The fire in the Gironde region, one of several major blazes burning in France, has forced thousands of people from their homes, destroyed more than a dozen properties and scorched more than 6,800 hectares of forest.
"It's an ogre, it's a monster," Gregory Allione from the French firefighters body FNSPF told RTL radio.
The Gironde wildfire is one of many that have broken out across Europe this summer, triggered by heatwaves that have baked the continent and brought record temperatures.
Prime Minister Elisabeth Borne was due to visit the area later.

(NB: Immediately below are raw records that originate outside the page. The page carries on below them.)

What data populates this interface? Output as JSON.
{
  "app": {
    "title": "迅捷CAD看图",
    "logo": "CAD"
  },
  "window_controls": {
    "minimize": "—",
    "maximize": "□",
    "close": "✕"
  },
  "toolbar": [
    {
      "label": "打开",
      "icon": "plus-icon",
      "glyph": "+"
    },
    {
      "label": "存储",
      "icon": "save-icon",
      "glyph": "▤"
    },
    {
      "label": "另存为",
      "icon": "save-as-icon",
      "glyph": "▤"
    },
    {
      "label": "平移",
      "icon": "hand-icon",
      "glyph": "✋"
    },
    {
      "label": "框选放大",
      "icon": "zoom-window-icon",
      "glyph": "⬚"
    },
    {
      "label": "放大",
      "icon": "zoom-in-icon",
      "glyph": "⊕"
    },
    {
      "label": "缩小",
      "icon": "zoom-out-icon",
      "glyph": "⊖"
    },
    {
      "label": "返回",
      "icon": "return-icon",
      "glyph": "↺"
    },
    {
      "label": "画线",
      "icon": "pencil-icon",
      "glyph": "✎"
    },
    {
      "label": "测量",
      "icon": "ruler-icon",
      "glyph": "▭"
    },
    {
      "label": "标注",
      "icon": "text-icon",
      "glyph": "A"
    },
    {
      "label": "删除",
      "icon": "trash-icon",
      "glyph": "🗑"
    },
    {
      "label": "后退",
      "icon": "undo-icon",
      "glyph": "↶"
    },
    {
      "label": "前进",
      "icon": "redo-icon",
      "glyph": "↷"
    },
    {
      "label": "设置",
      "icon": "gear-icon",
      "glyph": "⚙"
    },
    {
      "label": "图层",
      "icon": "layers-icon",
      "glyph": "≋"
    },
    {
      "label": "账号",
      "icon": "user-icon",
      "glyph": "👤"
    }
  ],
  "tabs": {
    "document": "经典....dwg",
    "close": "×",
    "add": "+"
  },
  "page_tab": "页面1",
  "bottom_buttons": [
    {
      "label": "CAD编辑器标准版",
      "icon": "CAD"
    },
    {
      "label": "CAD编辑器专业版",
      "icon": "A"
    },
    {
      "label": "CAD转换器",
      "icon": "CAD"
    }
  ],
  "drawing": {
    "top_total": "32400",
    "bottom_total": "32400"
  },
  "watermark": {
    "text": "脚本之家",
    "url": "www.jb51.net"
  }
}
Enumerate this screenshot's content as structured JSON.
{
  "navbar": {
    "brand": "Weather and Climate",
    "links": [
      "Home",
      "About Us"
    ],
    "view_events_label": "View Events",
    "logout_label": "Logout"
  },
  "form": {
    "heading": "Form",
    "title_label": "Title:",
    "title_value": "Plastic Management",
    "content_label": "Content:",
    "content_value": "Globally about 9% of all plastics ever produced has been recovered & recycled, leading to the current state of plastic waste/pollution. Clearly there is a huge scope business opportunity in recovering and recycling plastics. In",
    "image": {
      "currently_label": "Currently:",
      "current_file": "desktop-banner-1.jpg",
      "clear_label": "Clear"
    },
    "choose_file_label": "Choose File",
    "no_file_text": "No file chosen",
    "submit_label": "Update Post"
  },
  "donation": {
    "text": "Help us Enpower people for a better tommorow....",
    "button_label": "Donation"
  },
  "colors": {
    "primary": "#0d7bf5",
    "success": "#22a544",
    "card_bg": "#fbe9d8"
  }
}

Local temperatures will reach 40 Celsius (104 Fahrenheit) on Thursday and stay high until Saturday, authorities warned.
The Gironde was hit by major wildfires in July which destroyed more than 20,000 hectares of forest and temporarily forced almost 40,000 people from their homes.
"It's a disaster, economically, ecologically, it's awful," Jean-Louis Dartiailh, the mayor of Hostens, a small town close to the fire, told Radio Classique. "The area is totally disfigured. We're heartbroken, we're exhausted."
France is in the grip of its worst drought on record, with a fourth heatwave of the summer sweeping across the country this week.
More than 57,200 hectares have gone up in flames so far in France this year, nearly six times the full-year average for 2006-2021, data from the European Forest Fire Information System shows.